The purpose of the SAMHSA grants is threefold:
- increase the number of individuals who receive MAT services with pharmacotherapies approved by the FDA to treat opioid use disorders,
- increase the number of individuals receiving integrated care (i.e., medical, behavioral or social and recovery support services), and
- decrease illicit drug use at six-month follow-up.
- The Substance Abuse and Mental Health Services Administration is awarding 11 state grants of about $1 million each and will continue the grants for two more years.
- CMS also will provide federal funding to reimburse states for substance use disorder treatment services provided through demonstration projects.
- The Health Resources and Services Administration will begin accepting applications for Substance Abuse Service Expansion grants later this week.
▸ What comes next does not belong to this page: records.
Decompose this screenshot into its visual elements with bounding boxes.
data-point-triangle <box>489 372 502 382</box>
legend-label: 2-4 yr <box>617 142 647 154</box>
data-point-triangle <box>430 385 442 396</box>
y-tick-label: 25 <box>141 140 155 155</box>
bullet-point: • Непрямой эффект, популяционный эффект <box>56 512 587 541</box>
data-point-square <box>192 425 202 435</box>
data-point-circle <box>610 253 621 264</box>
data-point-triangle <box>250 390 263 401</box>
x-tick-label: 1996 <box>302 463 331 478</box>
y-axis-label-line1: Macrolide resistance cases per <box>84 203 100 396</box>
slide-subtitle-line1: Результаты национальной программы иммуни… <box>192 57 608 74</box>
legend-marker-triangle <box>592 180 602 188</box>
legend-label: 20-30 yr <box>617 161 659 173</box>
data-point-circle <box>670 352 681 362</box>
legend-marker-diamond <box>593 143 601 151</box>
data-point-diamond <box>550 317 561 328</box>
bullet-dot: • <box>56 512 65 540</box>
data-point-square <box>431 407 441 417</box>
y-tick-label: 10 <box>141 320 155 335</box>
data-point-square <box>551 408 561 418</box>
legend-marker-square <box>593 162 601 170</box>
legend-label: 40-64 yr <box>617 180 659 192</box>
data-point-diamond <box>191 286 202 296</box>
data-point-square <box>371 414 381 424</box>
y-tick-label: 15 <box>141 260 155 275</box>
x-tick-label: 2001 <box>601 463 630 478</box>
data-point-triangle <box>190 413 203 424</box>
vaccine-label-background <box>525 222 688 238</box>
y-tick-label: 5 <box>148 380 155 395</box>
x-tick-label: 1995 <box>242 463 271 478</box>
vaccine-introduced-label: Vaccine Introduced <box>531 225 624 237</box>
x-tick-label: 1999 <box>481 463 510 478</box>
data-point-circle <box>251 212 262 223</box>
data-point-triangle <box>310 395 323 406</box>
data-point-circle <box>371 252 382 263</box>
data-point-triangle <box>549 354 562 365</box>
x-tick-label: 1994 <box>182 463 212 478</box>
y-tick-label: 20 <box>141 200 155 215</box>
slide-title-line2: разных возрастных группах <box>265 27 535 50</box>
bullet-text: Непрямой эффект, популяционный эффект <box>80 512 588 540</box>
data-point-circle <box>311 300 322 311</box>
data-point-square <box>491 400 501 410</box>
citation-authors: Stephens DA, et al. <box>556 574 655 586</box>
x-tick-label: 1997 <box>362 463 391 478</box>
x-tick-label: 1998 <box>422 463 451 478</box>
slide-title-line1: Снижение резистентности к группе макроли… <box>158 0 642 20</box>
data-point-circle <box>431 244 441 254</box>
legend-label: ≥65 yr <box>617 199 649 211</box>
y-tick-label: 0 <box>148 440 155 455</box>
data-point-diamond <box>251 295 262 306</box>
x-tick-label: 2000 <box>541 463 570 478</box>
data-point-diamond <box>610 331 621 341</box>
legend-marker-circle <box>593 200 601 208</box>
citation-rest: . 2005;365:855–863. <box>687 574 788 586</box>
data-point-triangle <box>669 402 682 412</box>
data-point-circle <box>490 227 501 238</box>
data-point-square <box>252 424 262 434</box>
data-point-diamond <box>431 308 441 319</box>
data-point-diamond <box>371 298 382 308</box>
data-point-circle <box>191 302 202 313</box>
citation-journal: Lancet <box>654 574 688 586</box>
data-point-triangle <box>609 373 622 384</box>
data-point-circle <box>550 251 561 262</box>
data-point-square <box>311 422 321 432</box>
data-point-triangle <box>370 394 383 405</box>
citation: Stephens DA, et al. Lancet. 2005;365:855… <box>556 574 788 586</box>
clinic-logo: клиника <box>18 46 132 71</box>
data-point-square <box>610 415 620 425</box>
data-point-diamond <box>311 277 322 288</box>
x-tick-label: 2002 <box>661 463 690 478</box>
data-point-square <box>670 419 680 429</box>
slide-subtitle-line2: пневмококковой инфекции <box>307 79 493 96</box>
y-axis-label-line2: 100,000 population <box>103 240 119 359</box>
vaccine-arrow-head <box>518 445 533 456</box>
The MAT-PDOA program,(www.samhsa.gov) which launched earlier this year, focuses on states with the highest per capita rates of primary treatment admissions for heroin and opioids. To be eligible, states must demonstrate that they experienced a 50 percent or greater rate of change for such admissions between 2007 and 2012. In addition, a number of these states have demonstrated even more dramatic increases in heroin- and opioid-related admissions in recent years.
The SAMHSA funding announcement is just one component of a larger HHS initiative targeting three priority areas:
- opioid prescribing practices to reduce opioid use disorders and overdose,
- expanding the use and distribution of naloxone, and
- increasing the use of MAT to reduce opioid use disorders and overdose.
For example, the HHS press release noted that CMS is notifying state Medicaid programs about new opportunities to design service delivery systems that target individuals with substance use disorders. Specifically, the agency will provide federal funding to reimburse states for substance use disorder treatment services provided through demonstration projects authorized under Section 1115 of the Social Security Act.
According to a letter CMS sent to Medicaid directors(medicaid.gov) across the country late last month, "Section 1115 demonstration projects allow states to test innovative policy and delivery approaches that promote the objectives of the Medicaid program. States may receive federal financial participation for costs not otherwise matchable, such as services delivered to targeted populations, in limited geographic areas, or in settings that are not otherwise covered under the Medicaid program."
In addition, the Health Resources and Services Administration (HRSA) is poised to open the application process for Substance Abuse Service Expansion grants for fiscal year 2016 later this week. The grants are intended to "improve and expand the delivery of substance abuse services provided by existing Health Center Program award recipients, with a focus on MAT in opioid use disorders."
Part of a program established under the Public Health Service Act, HRSA defines these health centers as "nonprofit private or public entities that serve designated medically underserved populations/areas or special medically underserved populations."
Only centers that did not receive initial Health Center Program funding as a new start/new award recipient in FY 2015 are eligible to apply for the service expansion grants. In all, HRSA expects to award about $100 million to an estimated 310 grant recipients in FY 2016.